We live in a golden age of opportunity to make the most of the NHS’s best attributes abroad and improve the service at home, says Sue Day

NHS at the Olympics opening ceremony

Despite its name the NHS is a global brand. Whether it is celebrated in front of a worldwide audience at the Olympics or denigrated by US politicians, it is in the sphere of awareness of much of the planet.

‘Those with concerns cite the distraction factor − that trust executives will be distracted from the day job’

In the context of a time when the NHS is facing greater financial challenges than at any time in its history, it is not a surprise to hear talk about taking the brand overseas.

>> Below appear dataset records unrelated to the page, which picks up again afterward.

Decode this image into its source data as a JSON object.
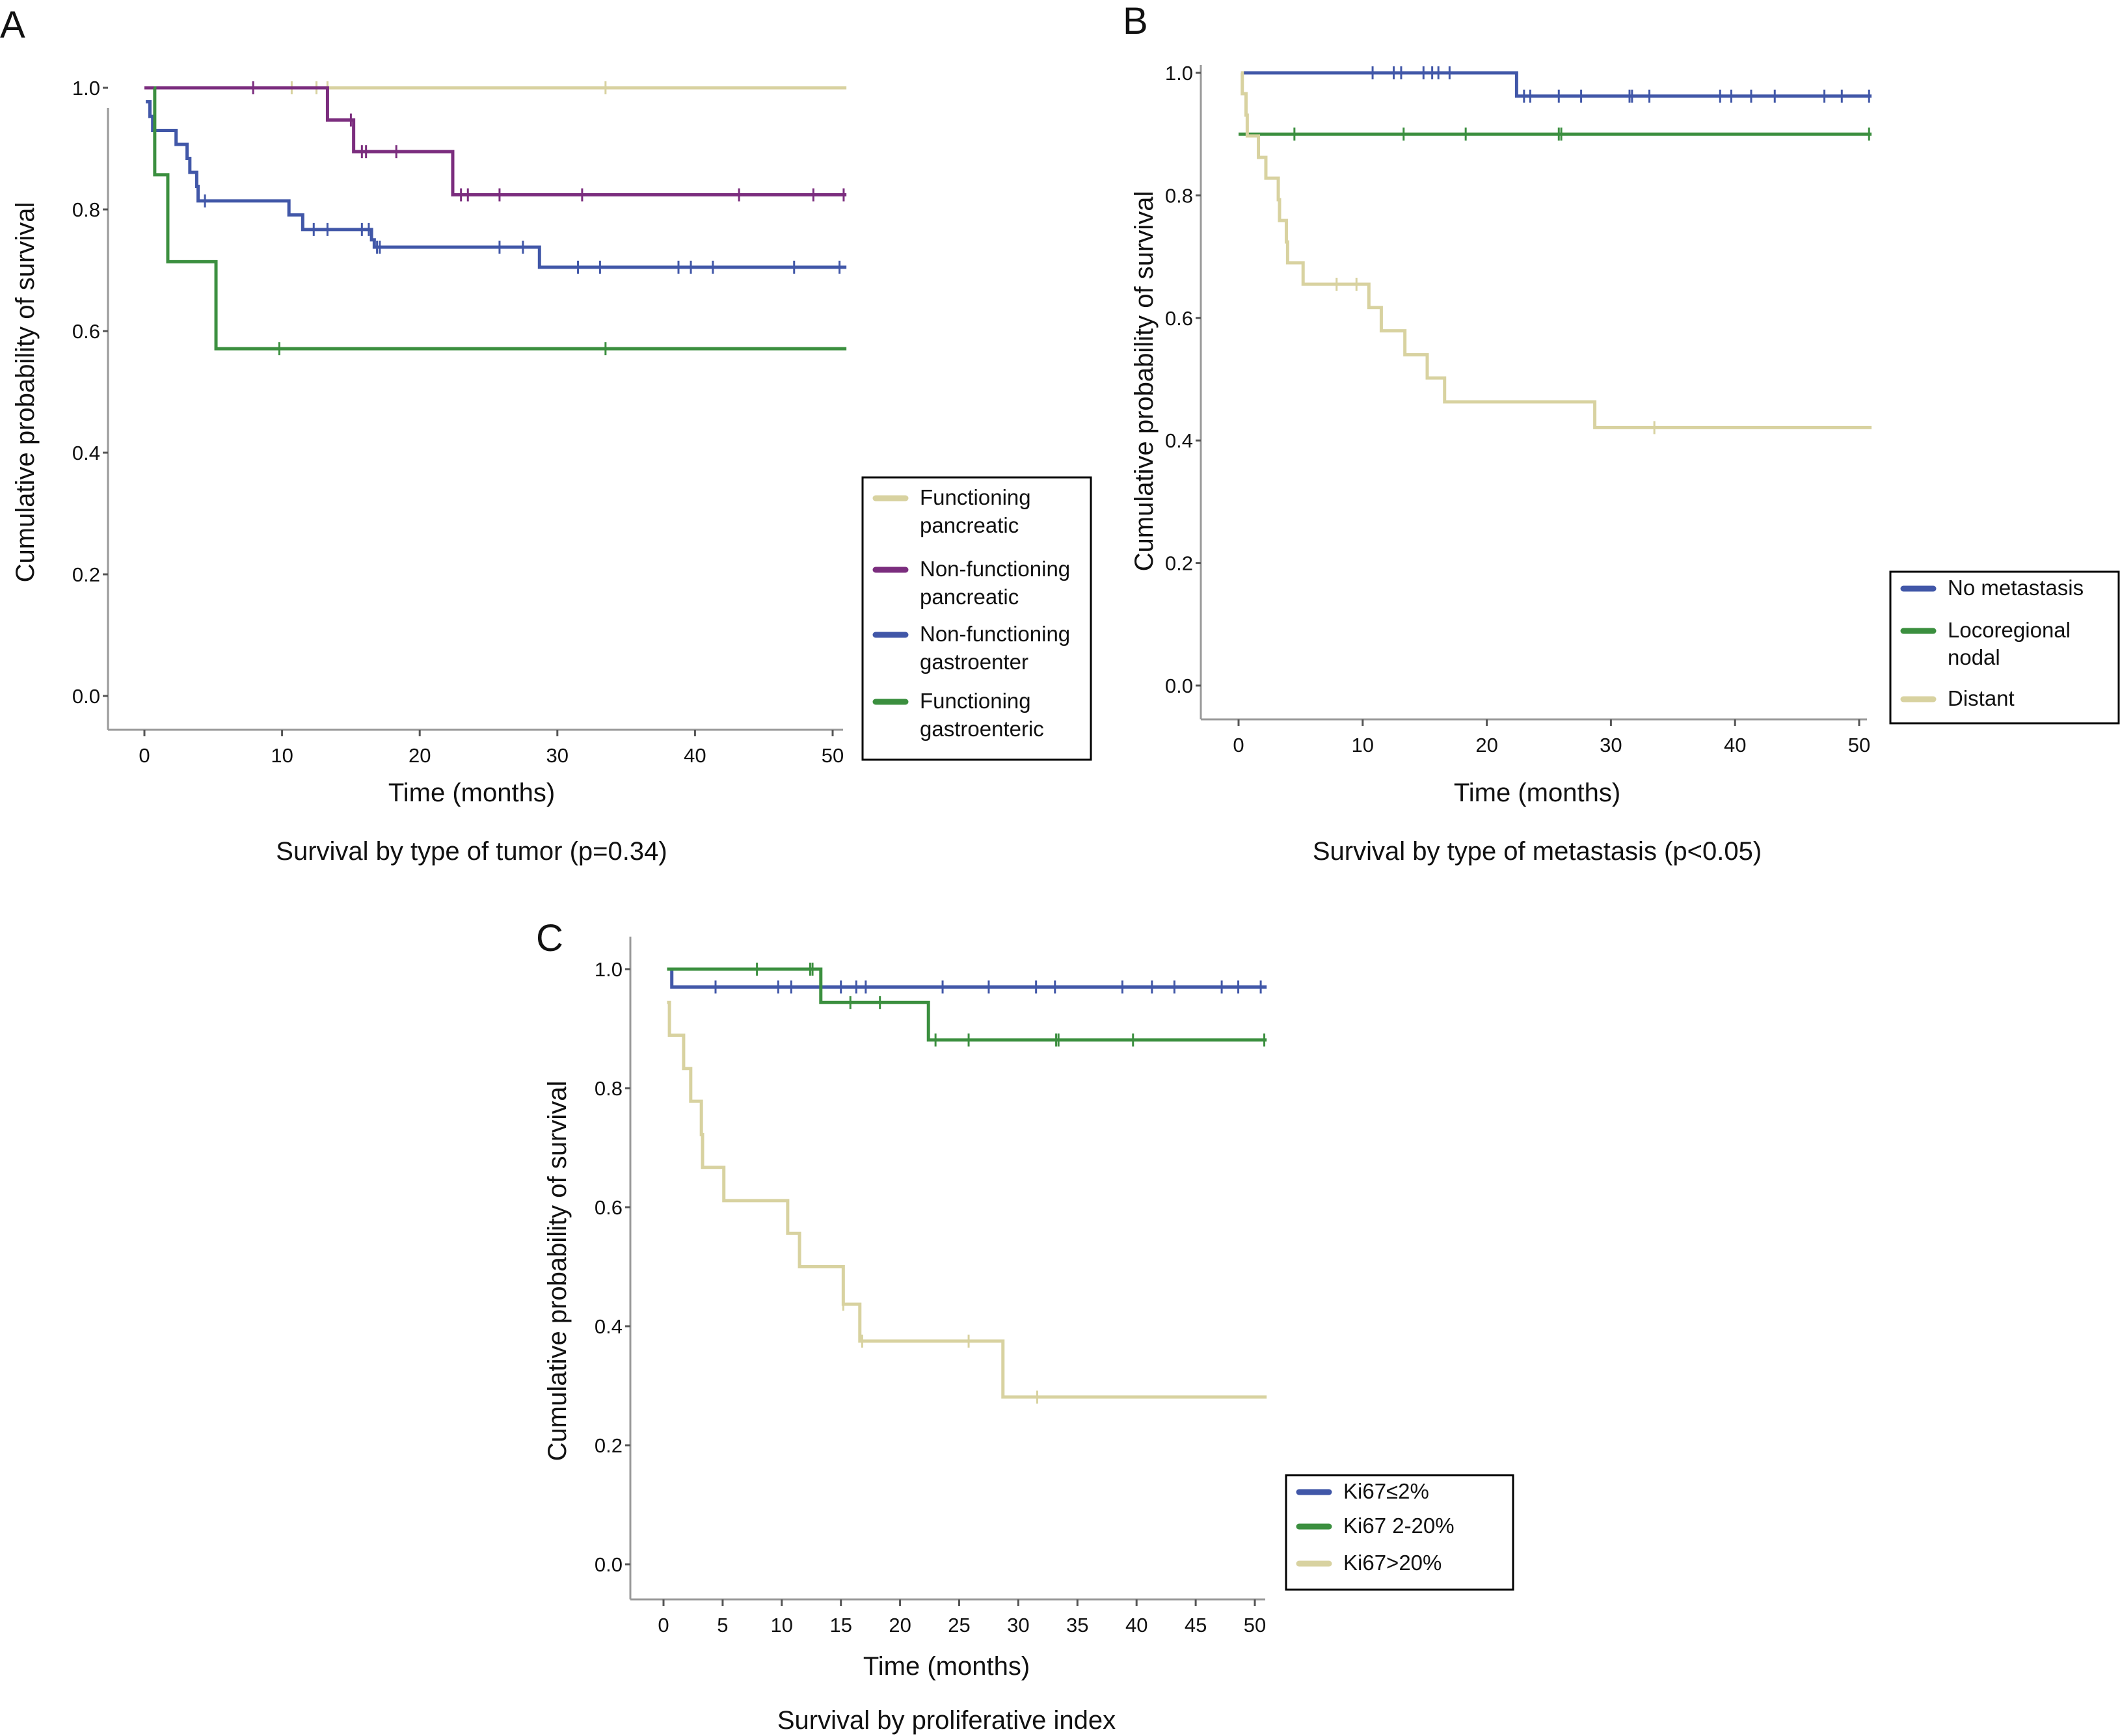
{
  "chart_data": [
    {
      "type": "line",
      "panel_label": "A",
      "title": "Survival by type of tumor (p=0.34)",
      "xlabel": "Time (months)",
      "ylabel": "Cumulative probability of survival",
      "xlim": [
        -3,
        51
      ],
      "ylim": [
        -0.05,
        1.05
      ],
      "xticks": [
        0,
        10,
        20,
        30,
        40,
        50
      ],
      "yticks": [
        "0.0",
        "0.2",
        "0.4",
        "0.6",
        "0.8",
        "1.0"
      ],
      "grid": false,
      "legend_placement": "right",
      "series": [
        {
          "name": "Functioning pancreatic",
          "legend_lines": [
            "Functioning",
            "pancreatic"
          ],
          "color": "#d8d2a0",
          "steps": [
            [
              0,
              1.0
            ]
          ],
          "end": 51,
          "censors": [
            10.7,
            12.5,
            13.3,
            33.5
          ]
        },
        {
          "name": "Non-functioning pancreatic",
          "legend_lines": [
            "Non-functioning",
            "pancreatic"
          ],
          "color": "#7b2d7e",
          "steps": [
            [
              0,
              1.0
            ],
            [
              13.3,
              0.947
            ],
            [
              15.2,
              0.895
            ],
            [
              22.4,
              0.824
            ]
          ],
          "end": 51,
          "censors": [
            7.9,
            15.0,
            15.8,
            16.1,
            18.3,
            23.0,
            23.5,
            25.8,
            31.8,
            43.2,
            48.6,
            50.8
          ]
        },
        {
          "name": "Non-functioning gastroenter",
          "legend_lines": [
            "Non-functioning",
            "gastroenter"
          ],
          "color": "#4157a8",
          "steps": [
            [
              0.1,
              0.977
            ],
            [
              0.4,
              0.953
            ],
            [
              0.6,
              0.93
            ],
            [
              2.3,
              0.907
            ],
            [
              3.1,
              0.884
            ],
            [
              3.3,
              0.861
            ],
            [
              3.8,
              0.838
            ],
            [
              3.9,
              0.814
            ],
            [
              10.5,
              0.791
            ],
            [
              11.5,
              0.767
            ],
            [
              16.5,
              0.75
            ],
            [
              16.7,
              0.738
            ],
            [
              28.7,
              0.705
            ]
          ],
          "end": 51,
          "censors": [
            4.4,
            12.3,
            13.3,
            15.8,
            16.3,
            16.9,
            17.1,
            25.8,
            27.5,
            31.5,
            33.1,
            38.8,
            39.7,
            41.3,
            47.2,
            50.5
          ]
        },
        {
          "name": "Functioning gastroenteric",
          "legend_lines": [
            "Functioning",
            "gastroenteric"
          ],
          "color": "#3b8f3f",
          "steps": [
            [
              0.7,
              1.0
            ],
            [
              0.75,
              0.857
            ],
            [
              1.7,
              0.714
            ],
            [
              5.2,
              0.571
            ]
          ],
          "end": 51,
          "censors": [
            9.8,
            33.5
          ]
        }
      ]
    },
    {
      "type": "line",
      "panel_label": "B",
      "title": "Survival by type of metastasis (p<0.05)",
      "xlabel": "Time (months)",
      "ylabel": "Cumulative probability of survival",
      "xlim": [
        -3,
        51
      ],
      "ylim": [
        -0.05,
        1.05
      ],
      "xticks": [
        0,
        10,
        20,
        30,
        40,
        50
      ],
      "yticks": [
        "0.0",
        "0.2",
        "0.4",
        "0.6",
        "0.8",
        "1.0"
      ],
      "grid": false,
      "legend_placement": "right",
      "series": [
        {
          "name": "No metastasis",
          "legend_lines": [
            "No metastasis"
          ],
          "color": "#4157a8",
          "steps": [
            [
              0.2,
              1.0
            ],
            [
              22.4,
              0.962
            ]
          ],
          "end": 51,
          "censors": [
            10.8,
            12.5,
            13.1,
            14.9,
            15.6,
            16.1,
            17.0,
            23.0,
            23.5,
            25.8,
            27.6,
            31.5,
            31.7,
            33.1,
            38.8,
            39.7,
            41.3,
            43.2,
            47.2,
            48.6,
            50.8
          ]
        },
        {
          "name": "Locoregional nodal",
          "legend_lines": [
            "Locoregional",
            "nodal"
          ],
          "color": "#3b8f3f",
          "steps": [
            [
              0,
              0.9
            ]
          ],
          "end": 51,
          "censors": [
            4.5,
            13.3,
            18.3,
            25.8,
            26.0,
            50.8
          ]
        },
        {
          "name": "Distant",
          "legend_lines": [
            "Distant"
          ],
          "color": "#d8d2a0",
          "steps": [
            [
              0.2,
              1.0
            ],
            [
              0.3,
              0.966
            ],
            [
              0.6,
              0.931
            ],
            [
              0.7,
              0.897
            ],
            [
              1.6,
              0.862
            ],
            [
              2.2,
              0.828
            ],
            [
              3.2,
              0.793
            ],
            [
              3.3,
              0.759
            ],
            [
              3.85,
              0.724
            ],
            [
              3.95,
              0.69
            ],
            [
              5.2,
              0.655
            ],
            [
              10.5,
              0.617
            ],
            [
              11.5,
              0.579
            ],
            [
              13.4,
              0.54
            ],
            [
              15.2,
              0.502
            ],
            [
              16.6,
              0.463
            ],
            [
              28.7,
              0.421
            ]
          ],
          "end": 51,
          "censors": [
            7.9,
            9.5,
            33.5
          ]
        }
      ]
    },
    {
      "type": "line",
      "panel_label": "C",
      "title": "Survival by proliferative index",
      "xlabel": "Time (months)",
      "ylabel": "Cumulative probability of survival",
      "xlim": [
        -3,
        51
      ],
      "ylim": [
        -0.05,
        1.05
      ],
      "xticks": [
        0,
        5,
        10,
        15,
        20,
        25,
        30,
        35,
        40,
        45,
        50
      ],
      "yticks": [
        "0.0",
        "0.2",
        "0.4",
        "0.6",
        "0.8",
        "1.0"
      ],
      "grid": false,
      "legend_placement": "bottom-right",
      "series": [
        {
          "name": "Ki67≤2%",
          "legend_lines": [
            "Ki67≤2%"
          ],
          "color": "#4157a8",
          "steps": [
            [
              0.4,
              1.0
            ],
            [
              0.7,
              0.97
            ]
          ],
          "end": 51,
          "censors": [
            4.4,
            9.7,
            10.8,
            15.0,
            16.3,
            17.1,
            23.6,
            27.5,
            31.5,
            33.1,
            38.8,
            41.3,
            43.2,
            47.2,
            48.6,
            50.5
          ]
        },
        {
          "name": "Ki67 2-20%",
          "legend_lines": [
            "Ki67 2-20%"
          ],
          "color": "#3b8f3f",
          "steps": [
            [
              0.3,
              1.0
            ],
            [
              13.3,
              0.944
            ],
            [
              22.4,
              0.881
            ]
          ],
          "end": 51,
          "censors": [
            7.9,
            12.4,
            12.6,
            15.8,
            18.3,
            23.0,
            25.8,
            33.2,
            33.4,
            39.7,
            50.8
          ]
        },
        {
          "name": "Ki67>20%",
          "legend_lines": [
            "Ki67>20%"
          ],
          "color": "#d8d2a0",
          "steps": [
            [
              0.3,
              0.944
            ],
            [
              0.5,
              0.889
            ],
            [
              1.7,
              0.833
            ],
            [
              2.3,
              0.778
            ],
            [
              3.2,
              0.722
            ],
            [
              3.3,
              0.667
            ],
            [
              5.1,
              0.611
            ],
            [
              10.5,
              0.556
            ],
            [
              11.5,
              0.5
            ],
            [
              15.2,
              0.437
            ],
            [
              16.6,
              0.375
            ],
            [
              28.7,
              0.281
            ]
          ],
          "end": 51,
          "censors": [
            15.2,
            16.8,
            25.8,
            31.6
          ]
        }
      ]
    }
  ]
}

The government aims to encourage such expansion as a way to generate additional income and together the Department of Health and the UK Trade and Investment Department are taking messages about the NHS’s capabilities, achievements and expertise to trusts and overseas governments

Overseas expansion has concerned some patient groups worried about the possibility of a resultant fall in the standard of care in the UK, while those who champion the idea talk up the potential financial and quality benefits to NHS organisations. But who is right?

Chasing opportunities

Those with concerns cite the distraction factor. They argue that if trust executives and top clinicians are spending their time overseas chasing and delivering these opportunities they will be distracted from the day job.

‘With so many reasons to go for it, it is simply too good an opportunity for forward-thinking trusts to miss’

Similarly, if top clinicians are spending time on overseas projects then quality standards in the UK may fall as their work is backfilled by less experienced staff. These arrangements are also likely to lead to greater numbers of overseas patients being brought to the UK, especially for complex, specialist procedures. Could this mean UK-based patients are bumped down the priority list?

It goes without saying that if trusts do not pursue these overseas opportunities they will not face these distractions. But it isn’t that simple, and questions must be asked about what else they might be missing.

In its starkest terms, the burning questions should be around what opportunities exist for an NHS trust looking at potential overseas expansion?

Best of the best

For one thing, the strength of the world-renowned NHS brand gives trusts a head start when it comes to pursuing the multitude of opportunities beginning to open up in the Middle East and Asia.

It means they have the opportunity to take their knowledge overseas and earn a premium for sharing that expertise, educating local clinicians to help save the lives of local people. The profits go back home for the trust to invest in improving services for NHS patients.

Overseas expansion also broadens the base of experience of clinicians, giving them the opportunity to treat different types and mixes of illness and, at the truly specialist end, simply giving them more exposure to rare and complex conditions. 

Similarly, the boundaries of research are opened up, potentially increasing research populations and expanding the number of minds available to input into that research.

All of this spells out exciting and challenging opportunities for individual clinicians and scientists, giving trusts an additional string to their recruitment bows.  In an environment where skilled clinicians are at a premium, it can enable trusts to attract the best of the best.

Move with the times

It seems that with so many reasons to go for it − all of which directly or indirectly should benefit NHS patients − it is simply too good an opportunity for forward-thinking trusts to miss. Yet, to make it work, they must put in place important safeguards to make sure distractions from the day job are managed.

For example, sufficient resourcing at senior level must be factored into the equation to enable rigorous oversight of home provision and of pursuit of overseas opportunities.

Careful planning and recruitment of sufficient and appropriately qualified medical staff has to be a priority to meet demand both at home and overseas.

‘We live in a global age of opportunity and expansion across borders’

Simple criteria needs to be in place to ensure NHS patients are not treated unfairly in comparison to those “imported” from abroad. Importantly, risk and evaluation mechanisms that enable trusts to assess opportunities should be developed so, where appropriate, there is justification to decline the opportunity to expand abroad.

With such safeguards, trusts can pursue opportunities that will enable them to improve the provision received by NHS patients, not detract from it.

We live in a global age of opportunity and expansion across borders. If the NHS can move with the times it has the chance to generate investment and improve standards at home.

At the same time, it can take the qualities that make the NHS so great to places where healthcare is not as well developed. Doing so will ensure the NHS can improve quality of life and healthcare in those places too.

In short, ensuring the NHS remains true to its core values and to what it has always stood for as a brand.